Tradotto in parole semplici significa che le compagnie telefoniche come Telecom, Vodafone, Wind e Fastweb non saranno più obbligate a rimborsare i loro clienti entro il 31 dicembre. Il mese scorso il Tar aveva stabilito che i rimborsi delle bollette a 28 giorni sarebbero dovuti arrivare entro la fine dell’anno, così le compagnie telefoniche hanno presentato ricorso e alla fine della corsa sono riuscite ad avere la meglio.

I giudici amministrativi hanno ritenuto infatti che “l’obbligo di storno a favore di tutti i clienti delle somme corrispondenti al numero di giorni di disallineamento tra i due metodi cronologici di fatturazione” avrebbe potuto arrecare un danno serio alle aziende coinvolte, per cui si è ritenuto opportuno fare un passo indietro rispetto alla decisione del Tar. Il che non significa che Telecom, Vodafone, Wind e Fastweb non dovranno più rimborsare alcunché agli utenti, ma che saranno tenute a farlo non più entro il 31 dicembre 2018 ma anche entro il 31 marzo 2019.

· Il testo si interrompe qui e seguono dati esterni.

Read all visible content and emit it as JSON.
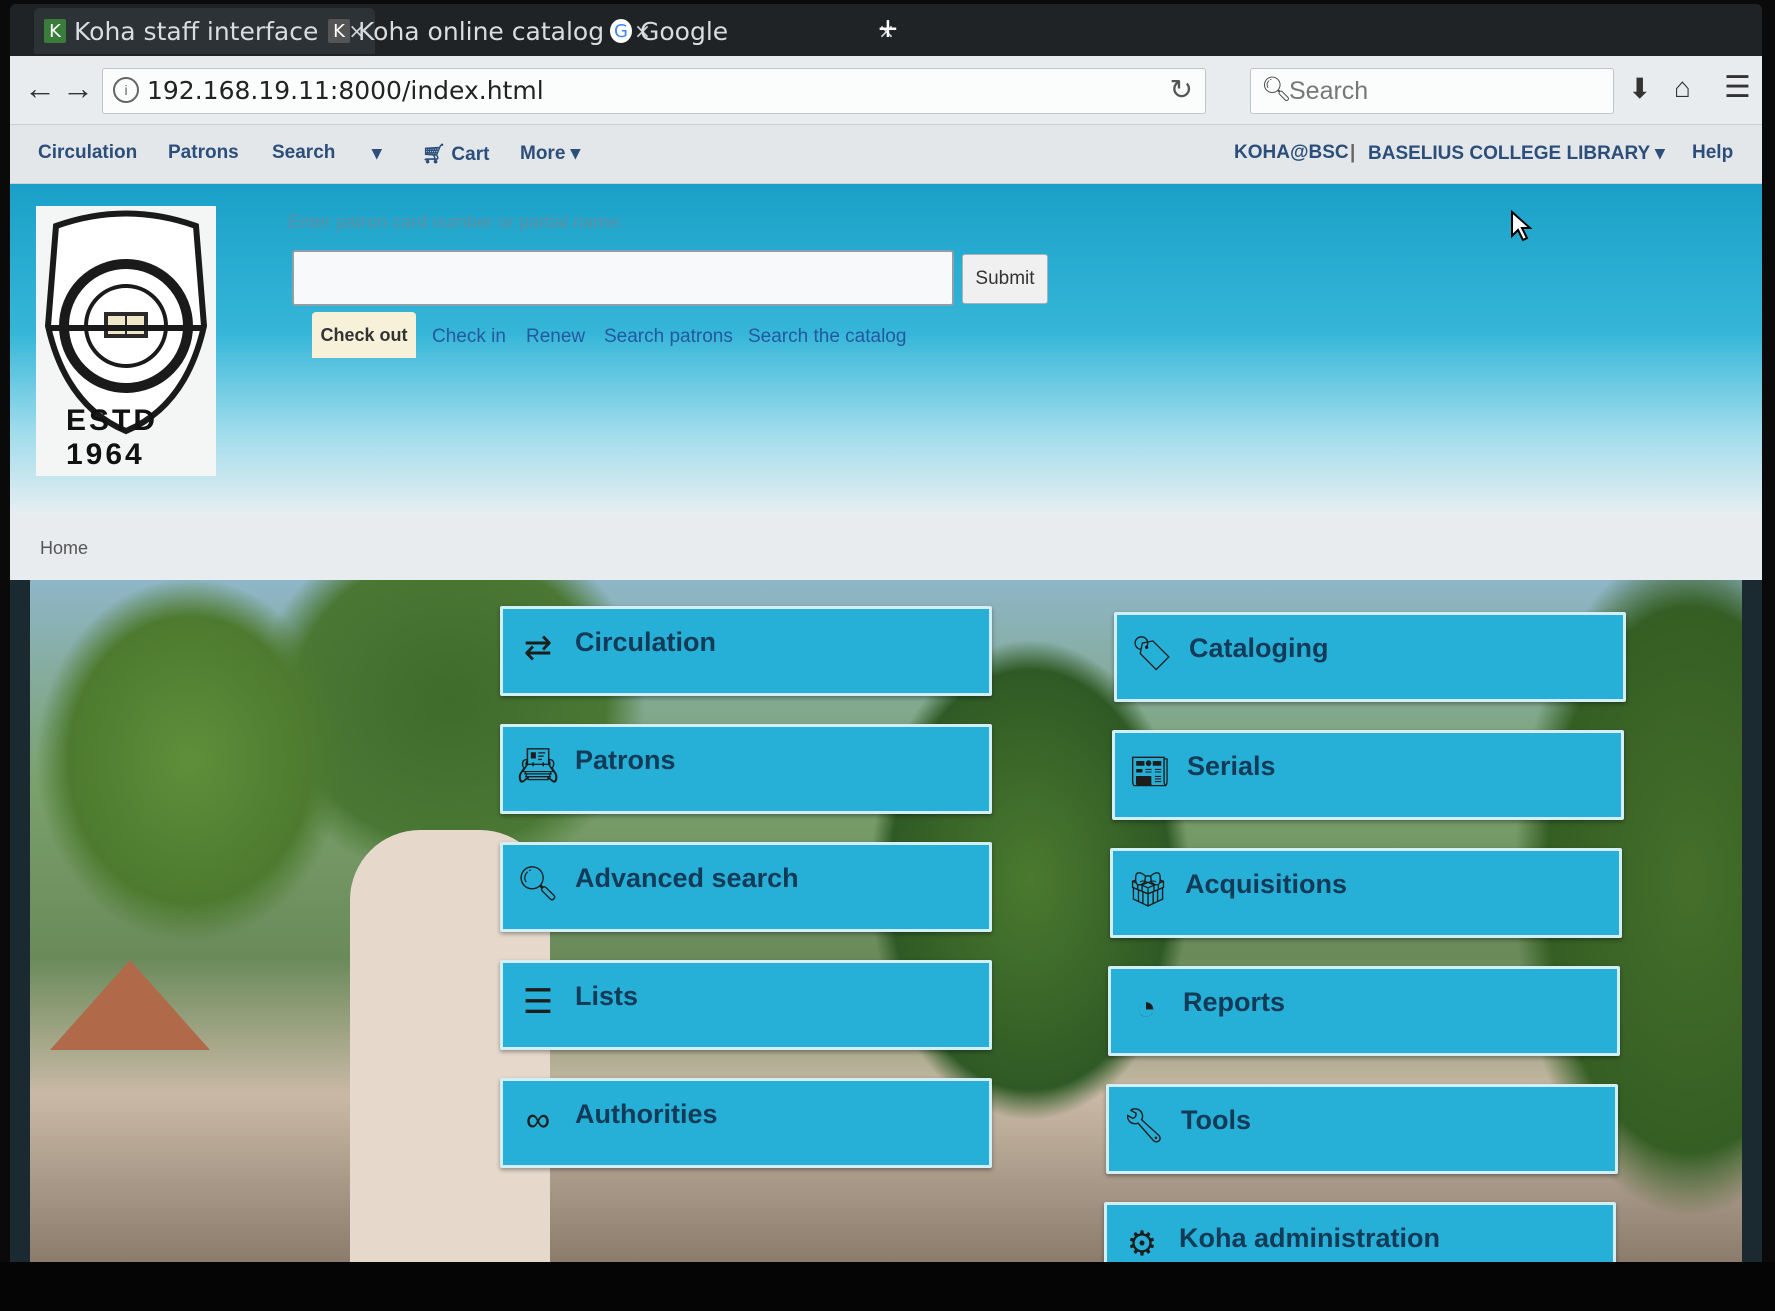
{
  "browser": {
    "tabs": [
      {
        "favicon": "K",
        "title": "Koha staff interface",
        "close": "×"
      },
      {
        "favicon": "K",
        "title": "Koha online catalog",
        "close": "×"
      },
      {
        "favicon": "G",
        "title": "Google",
        "close": "×"
      }
    ],
    "new_tab": "+",
    "url": "192.168.19.11:8000/index.html",
    "search_placeholder": "Search"
  },
  "koha_menu": {
    "left": [
      "Circulation",
      "Patrons",
      "Search",
      "▾",
      "Cart",
      "More ▾"
    ],
    "branch": "KOHA@BSC",
    "separator": "|",
    "library": "BASELIUS COLLEGE LIBRARY ▾",
    "help": "Help"
  },
  "header": {
    "logo_text": "ESTD 1964",
    "patron_hint": "Enter patron card number or partial name:",
    "patron_input_value": "",
    "submit": "Submit",
    "tabs": [
      "Check out",
      "Check in",
      "Renew",
      "Search patrons",
      "Search the catalog"
    ]
  },
  "breadcrumb": "Home",
  "modules": {
    "left": [
      {
        "label": "Circulation",
        "icon": "arrows-exchange-icon"
      },
      {
        "label": "Patrons",
        "icon": "id-card-icon"
      },
      {
        "label": "Advanced search",
        "icon": "search-icon"
      },
      {
        "label": "Lists",
        "icon": "list-icon"
      },
      {
        "label": "Authorities",
        "icon": "link-icon"
      }
    ],
    "right": [
      {
        "label": "Cataloging",
        "icon": "tag-icon"
      },
      {
        "label": "Serials",
        "icon": "newspaper-icon"
      },
      {
        "label": "Acquisitions",
        "icon": "gift-icon"
      },
      {
        "label": "Reports",
        "icon": "pie-chart-icon"
      },
      {
        "label": "Tools",
        "icon": "wrench-icon"
      },
      {
        "label": "Koha administration",
        "icon": "gears-icon"
      }
    ]
  },
  "colors": {
    "tile": "#26b0d8",
    "tile_text": "#133a57",
    "header": "#1aa0c8",
    "link": "#2458a0"
  }
}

Ma esattamente chi avrebbe diritto a tali rimborsi? Molto semplicemente tutti quei consumatori che hanno sottoscritto un contratto telefonico con Telecom, Vodafone, Wind e Fastweb avente una fatturazione a 28 giorni. Tali utenti, proprio in virtù di questo sistema di fatturazione, hanno pagato 13 mesi anziché 12, per cui dovranno essere risarciti per quel mese di eccedenza. A loro supporto in questa piccola grande battaglia, gli utenti avranno le associazioni dei consumatori e i Comitati regionali per le comunicazioni (che fanno diretto affidamento all’AgCom).